Valentin Musso, sur le point de livrer ses secrets / Photo : © Vincent Raymond
Valentin Musso, sur le point de livrer ses secrets / Photo : © Vincent Raymond

Tout ce que vous n’avez jamais osé demander à Valentin Musso sur les coulisses de son écriture… À l’occasion de la sortie du Domaine aux secrets, son nouveau roman mêlant histoire et thriller intime, l’auteur antibois livre les clefs de ses multiples inspirations…

Le Domaine aux secrets est un roman à “emboîtements” se déroulant durant trois, voire quatre époques différentes. S’il débute de nos jours, son “temps présent” se situerait plutôt pendant les années 1980, tout en renvoyant aux années 1960 et à la Seconde Guerre mondiale. Pourquoi ce thème, auquel tout semble nous renvoyer aujourd’hui dans l’actualité ?

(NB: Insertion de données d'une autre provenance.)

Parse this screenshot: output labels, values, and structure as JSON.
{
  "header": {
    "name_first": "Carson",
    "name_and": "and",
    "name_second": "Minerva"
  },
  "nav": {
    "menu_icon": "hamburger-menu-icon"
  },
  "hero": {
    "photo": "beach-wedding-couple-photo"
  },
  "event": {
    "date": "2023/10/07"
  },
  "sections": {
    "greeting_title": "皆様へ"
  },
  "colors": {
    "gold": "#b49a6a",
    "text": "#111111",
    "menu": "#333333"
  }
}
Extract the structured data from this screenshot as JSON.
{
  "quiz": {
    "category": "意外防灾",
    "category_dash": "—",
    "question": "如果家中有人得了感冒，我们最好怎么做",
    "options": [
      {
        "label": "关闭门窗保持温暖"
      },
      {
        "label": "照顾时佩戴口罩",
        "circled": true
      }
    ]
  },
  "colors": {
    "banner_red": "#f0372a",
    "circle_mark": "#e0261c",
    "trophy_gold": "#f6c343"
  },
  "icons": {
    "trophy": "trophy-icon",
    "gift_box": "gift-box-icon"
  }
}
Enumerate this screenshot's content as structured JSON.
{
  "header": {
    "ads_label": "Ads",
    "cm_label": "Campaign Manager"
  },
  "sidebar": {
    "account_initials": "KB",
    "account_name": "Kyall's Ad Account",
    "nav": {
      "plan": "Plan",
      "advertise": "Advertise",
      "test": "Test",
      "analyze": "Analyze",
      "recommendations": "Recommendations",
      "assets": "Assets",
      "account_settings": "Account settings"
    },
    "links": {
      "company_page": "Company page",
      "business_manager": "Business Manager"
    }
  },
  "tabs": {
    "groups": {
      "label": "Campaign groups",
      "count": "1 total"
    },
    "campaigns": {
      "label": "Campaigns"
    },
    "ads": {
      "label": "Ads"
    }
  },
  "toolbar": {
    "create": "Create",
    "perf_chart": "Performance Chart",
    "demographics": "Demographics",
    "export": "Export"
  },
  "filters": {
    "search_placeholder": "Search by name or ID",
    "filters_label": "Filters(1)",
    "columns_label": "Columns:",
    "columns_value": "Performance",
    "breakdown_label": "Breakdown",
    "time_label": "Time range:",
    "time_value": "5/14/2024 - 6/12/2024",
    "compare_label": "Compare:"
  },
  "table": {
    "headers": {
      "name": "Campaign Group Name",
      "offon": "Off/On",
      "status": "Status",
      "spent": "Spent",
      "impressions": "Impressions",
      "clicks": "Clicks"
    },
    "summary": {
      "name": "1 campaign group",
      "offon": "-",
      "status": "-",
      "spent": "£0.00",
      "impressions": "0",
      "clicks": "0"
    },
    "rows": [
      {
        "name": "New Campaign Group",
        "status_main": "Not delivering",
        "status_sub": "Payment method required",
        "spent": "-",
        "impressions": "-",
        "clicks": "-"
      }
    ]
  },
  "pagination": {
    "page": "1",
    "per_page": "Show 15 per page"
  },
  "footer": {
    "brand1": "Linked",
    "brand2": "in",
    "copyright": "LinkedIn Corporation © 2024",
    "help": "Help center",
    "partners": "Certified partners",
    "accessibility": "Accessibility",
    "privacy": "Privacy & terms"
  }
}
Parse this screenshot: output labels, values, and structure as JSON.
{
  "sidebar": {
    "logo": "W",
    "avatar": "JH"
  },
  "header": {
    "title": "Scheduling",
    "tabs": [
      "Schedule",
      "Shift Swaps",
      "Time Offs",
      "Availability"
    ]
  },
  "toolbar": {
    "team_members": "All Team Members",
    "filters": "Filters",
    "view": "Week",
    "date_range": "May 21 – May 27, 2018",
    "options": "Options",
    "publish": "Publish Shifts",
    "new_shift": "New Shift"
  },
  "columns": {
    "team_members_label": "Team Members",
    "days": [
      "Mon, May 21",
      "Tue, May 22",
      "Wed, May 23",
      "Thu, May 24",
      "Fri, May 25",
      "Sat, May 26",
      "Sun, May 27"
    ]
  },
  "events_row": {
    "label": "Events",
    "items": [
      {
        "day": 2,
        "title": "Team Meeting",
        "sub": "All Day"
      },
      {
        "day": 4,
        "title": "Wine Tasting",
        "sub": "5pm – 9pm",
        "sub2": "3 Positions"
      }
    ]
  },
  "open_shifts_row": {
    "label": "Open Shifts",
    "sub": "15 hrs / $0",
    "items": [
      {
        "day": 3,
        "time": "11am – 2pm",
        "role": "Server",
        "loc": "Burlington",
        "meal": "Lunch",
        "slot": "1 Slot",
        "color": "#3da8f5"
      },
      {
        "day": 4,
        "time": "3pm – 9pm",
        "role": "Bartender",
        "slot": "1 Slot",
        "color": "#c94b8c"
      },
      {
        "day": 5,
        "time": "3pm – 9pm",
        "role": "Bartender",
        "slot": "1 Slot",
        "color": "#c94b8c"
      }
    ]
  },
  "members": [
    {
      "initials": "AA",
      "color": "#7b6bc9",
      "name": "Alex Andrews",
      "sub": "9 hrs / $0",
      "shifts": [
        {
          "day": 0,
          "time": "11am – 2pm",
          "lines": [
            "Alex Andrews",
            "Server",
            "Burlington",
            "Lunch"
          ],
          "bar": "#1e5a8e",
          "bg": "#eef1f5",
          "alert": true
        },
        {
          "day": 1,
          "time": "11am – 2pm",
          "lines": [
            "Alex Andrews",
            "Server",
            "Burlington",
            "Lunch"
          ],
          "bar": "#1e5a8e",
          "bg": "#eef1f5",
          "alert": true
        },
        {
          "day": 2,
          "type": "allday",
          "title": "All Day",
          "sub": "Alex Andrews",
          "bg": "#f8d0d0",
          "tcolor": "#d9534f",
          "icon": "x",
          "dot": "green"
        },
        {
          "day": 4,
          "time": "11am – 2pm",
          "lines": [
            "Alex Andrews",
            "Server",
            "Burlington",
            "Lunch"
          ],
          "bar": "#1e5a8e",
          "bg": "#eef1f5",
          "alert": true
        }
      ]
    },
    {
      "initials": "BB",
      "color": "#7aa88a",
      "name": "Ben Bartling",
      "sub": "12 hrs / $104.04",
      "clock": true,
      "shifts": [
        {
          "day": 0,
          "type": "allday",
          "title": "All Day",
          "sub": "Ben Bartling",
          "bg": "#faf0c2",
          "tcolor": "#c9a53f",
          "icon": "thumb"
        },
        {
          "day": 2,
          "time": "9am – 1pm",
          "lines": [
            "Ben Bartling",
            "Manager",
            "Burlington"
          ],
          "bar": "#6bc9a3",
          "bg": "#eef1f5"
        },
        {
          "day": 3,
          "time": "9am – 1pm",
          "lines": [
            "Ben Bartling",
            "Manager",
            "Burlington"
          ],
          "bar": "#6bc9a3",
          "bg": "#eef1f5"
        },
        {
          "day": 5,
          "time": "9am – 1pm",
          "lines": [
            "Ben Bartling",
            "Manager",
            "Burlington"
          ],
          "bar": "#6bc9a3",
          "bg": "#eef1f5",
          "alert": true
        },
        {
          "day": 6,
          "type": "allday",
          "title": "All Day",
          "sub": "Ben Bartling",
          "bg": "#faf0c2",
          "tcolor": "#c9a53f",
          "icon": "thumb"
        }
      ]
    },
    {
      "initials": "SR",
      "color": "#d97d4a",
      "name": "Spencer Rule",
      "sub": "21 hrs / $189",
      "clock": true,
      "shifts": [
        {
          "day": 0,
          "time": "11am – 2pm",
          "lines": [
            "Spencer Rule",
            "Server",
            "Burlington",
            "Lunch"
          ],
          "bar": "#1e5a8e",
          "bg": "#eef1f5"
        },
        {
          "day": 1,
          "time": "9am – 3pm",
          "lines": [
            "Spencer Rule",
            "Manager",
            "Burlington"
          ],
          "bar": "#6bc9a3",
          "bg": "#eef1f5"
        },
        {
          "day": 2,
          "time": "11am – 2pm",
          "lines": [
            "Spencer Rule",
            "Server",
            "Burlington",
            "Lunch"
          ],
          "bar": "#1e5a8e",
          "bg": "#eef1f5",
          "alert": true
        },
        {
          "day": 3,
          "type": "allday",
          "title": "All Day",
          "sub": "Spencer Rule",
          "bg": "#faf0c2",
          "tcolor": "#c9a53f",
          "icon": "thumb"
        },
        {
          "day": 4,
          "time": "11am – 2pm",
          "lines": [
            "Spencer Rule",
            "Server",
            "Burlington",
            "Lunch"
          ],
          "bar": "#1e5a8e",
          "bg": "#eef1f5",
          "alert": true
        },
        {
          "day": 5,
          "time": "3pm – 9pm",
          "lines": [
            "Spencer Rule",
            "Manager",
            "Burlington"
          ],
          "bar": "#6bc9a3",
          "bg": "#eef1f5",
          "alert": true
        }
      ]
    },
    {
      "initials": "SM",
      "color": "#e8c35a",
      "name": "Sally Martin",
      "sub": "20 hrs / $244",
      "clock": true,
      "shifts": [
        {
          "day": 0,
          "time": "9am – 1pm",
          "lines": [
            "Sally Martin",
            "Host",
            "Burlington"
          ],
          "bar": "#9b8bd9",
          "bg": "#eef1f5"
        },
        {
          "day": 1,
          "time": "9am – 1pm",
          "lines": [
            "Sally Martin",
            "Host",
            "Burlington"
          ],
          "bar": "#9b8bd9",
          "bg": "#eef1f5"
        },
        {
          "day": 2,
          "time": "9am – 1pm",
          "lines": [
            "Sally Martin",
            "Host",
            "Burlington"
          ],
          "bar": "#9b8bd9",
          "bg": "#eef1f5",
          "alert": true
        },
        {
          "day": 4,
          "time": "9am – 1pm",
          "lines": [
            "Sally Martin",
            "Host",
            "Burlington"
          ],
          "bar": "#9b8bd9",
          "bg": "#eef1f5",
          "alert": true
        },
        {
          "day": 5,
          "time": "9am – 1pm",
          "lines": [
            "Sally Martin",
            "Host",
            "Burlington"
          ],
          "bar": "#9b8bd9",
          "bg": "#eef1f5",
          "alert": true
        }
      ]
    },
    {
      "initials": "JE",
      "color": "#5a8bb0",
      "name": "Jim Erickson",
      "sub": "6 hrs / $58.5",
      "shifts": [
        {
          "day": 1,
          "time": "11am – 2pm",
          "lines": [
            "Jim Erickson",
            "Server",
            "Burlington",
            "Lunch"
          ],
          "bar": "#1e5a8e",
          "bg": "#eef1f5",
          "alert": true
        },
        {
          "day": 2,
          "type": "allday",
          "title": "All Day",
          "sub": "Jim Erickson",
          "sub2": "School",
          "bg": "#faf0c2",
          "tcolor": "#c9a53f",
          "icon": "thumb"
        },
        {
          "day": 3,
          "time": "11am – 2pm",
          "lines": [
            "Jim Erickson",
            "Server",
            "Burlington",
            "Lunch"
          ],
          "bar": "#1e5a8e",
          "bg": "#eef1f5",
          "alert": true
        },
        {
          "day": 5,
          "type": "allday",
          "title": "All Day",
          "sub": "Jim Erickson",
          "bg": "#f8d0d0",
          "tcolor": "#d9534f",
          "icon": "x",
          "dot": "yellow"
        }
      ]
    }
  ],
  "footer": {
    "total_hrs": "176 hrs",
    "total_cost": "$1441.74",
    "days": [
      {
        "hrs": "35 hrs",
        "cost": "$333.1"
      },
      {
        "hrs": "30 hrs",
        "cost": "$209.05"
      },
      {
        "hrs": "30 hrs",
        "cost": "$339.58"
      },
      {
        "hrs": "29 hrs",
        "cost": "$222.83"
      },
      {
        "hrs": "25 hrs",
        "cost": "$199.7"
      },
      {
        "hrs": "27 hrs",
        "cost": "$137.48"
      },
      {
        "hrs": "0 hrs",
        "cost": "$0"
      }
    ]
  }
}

Valentin Musso : Je n’avais pas prévu que le roman fasse écho à l’actualité. Il faut savoir que quand on écrit, on peut avoir plusieurs projets en cours. J’avais écrit une première version de ce roman il y a déjà 2-3 ans, que j’avais un petit peu mise de côté, pour privilégier une autre histoire parue l’an dernier, Voici demain. C’est donc un peu un hasard éditorial.

Ce roman m’a demandé pas mal de travail, à cause de ces époques qui s’entrecroisent, avec le prologue et l’épilogue qui se passent de nos jours. Alors, ce n’est pas la première fois que je m’intéressais à la guerre : j’avais déjà écrit Les Cendres froides qui portait sur les Lebensborn — les maternités nazies qui avaient éclos en Europe. Et j’avais écrit d’autres romans historiques qui se passaient dans les années 1920 ou 1960. Donc il y a à la base un goût pour l’histoire.

D’où vous vient-il ?

Sans doute de la littérature, d’abord. Pour ce roman, je citerai au moins deux livres qui m’ont particulièrement marqué : Le Silence de la mer, de Vercors et L’Armée des ombres de Kessel. Deux romans très particuliers car publiés pendant la guerre — clandestinement, évidemment. Ce ne sont pas des récits rétrospectifs mais véritablement des récits sur ce qui se passait dans la résistance. On sait que pour L’Armée des ombres, De Gaulle avait demandé à Kessel de faire presque un documentaire sur la résistance : il y a donc un côté un peu journalistique, puisque Kessel était journaliste. Ce sont des exemples de livres qui m’ont marqué en tant que lecteur et que j’ai relus pour l’écriture de ce roman.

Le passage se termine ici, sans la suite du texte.